Both programs have started strong out of the gate. As expected, Oregon State beat Gonzaga, Nebraska and Pacific in the Husker Classic in Tempe, Arizona, while the Ducks have picked up where they started off last year, polishing off a 4-game sweep of the Rainbows in Hawaii for the second straight year to open the season.
The Beavers and the Ducks have BIG out of conference games coming up before entering the gauntlet known as the Pac 12 conference. OSU has a strangely heavy slate of games against B10 teams, playing 5 games against 4 different teams from that conference during its OOC schedule. (The B10 is committed to enhancing its baseball reputation and beating a few Pac 12 baseball teams, especially a team like Oregon State, would do wonders for the national reputation of the B10.) Oregon has a HUGE series with consensus number 1, Cal State Fullerton, coming up at the end of this month, which will have a major impact on the Ducks’ rankings for the rest of the season.

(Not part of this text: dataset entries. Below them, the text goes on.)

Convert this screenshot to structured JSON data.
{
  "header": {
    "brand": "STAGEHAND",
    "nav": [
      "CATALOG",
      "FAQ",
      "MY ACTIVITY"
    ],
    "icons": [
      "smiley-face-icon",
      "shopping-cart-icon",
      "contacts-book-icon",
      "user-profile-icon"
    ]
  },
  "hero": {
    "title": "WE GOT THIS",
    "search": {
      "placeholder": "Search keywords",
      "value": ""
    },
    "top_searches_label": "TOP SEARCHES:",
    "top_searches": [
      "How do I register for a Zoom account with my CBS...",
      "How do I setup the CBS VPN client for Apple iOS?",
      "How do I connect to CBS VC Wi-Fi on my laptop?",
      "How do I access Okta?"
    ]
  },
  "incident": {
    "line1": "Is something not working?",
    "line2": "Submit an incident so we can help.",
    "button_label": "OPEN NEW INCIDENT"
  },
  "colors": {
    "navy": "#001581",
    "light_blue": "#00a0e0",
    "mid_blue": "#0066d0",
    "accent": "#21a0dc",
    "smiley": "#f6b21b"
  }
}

It’s going to be fun watching these two teams battle their way to – hopefully – a high seeding come NCAA playoff time. And with the way the NCAA structures its baseball playoffs, one simply can’t overstate the importance of getting a high seed going into the playoffs. The highest seeds at the conclusion of the regular season host the regionals and, if they win that, they host a Super-Regional, where the eight winners advance to the College World Series, to play for the national championship. So both the Beavers and the Ducks have the potential – yep, the dreaded “P” word – to play their way to college baseball’s Promised Land – Omaha’s TD Ameritrade Park in June, and this writer likes one or the other to win it.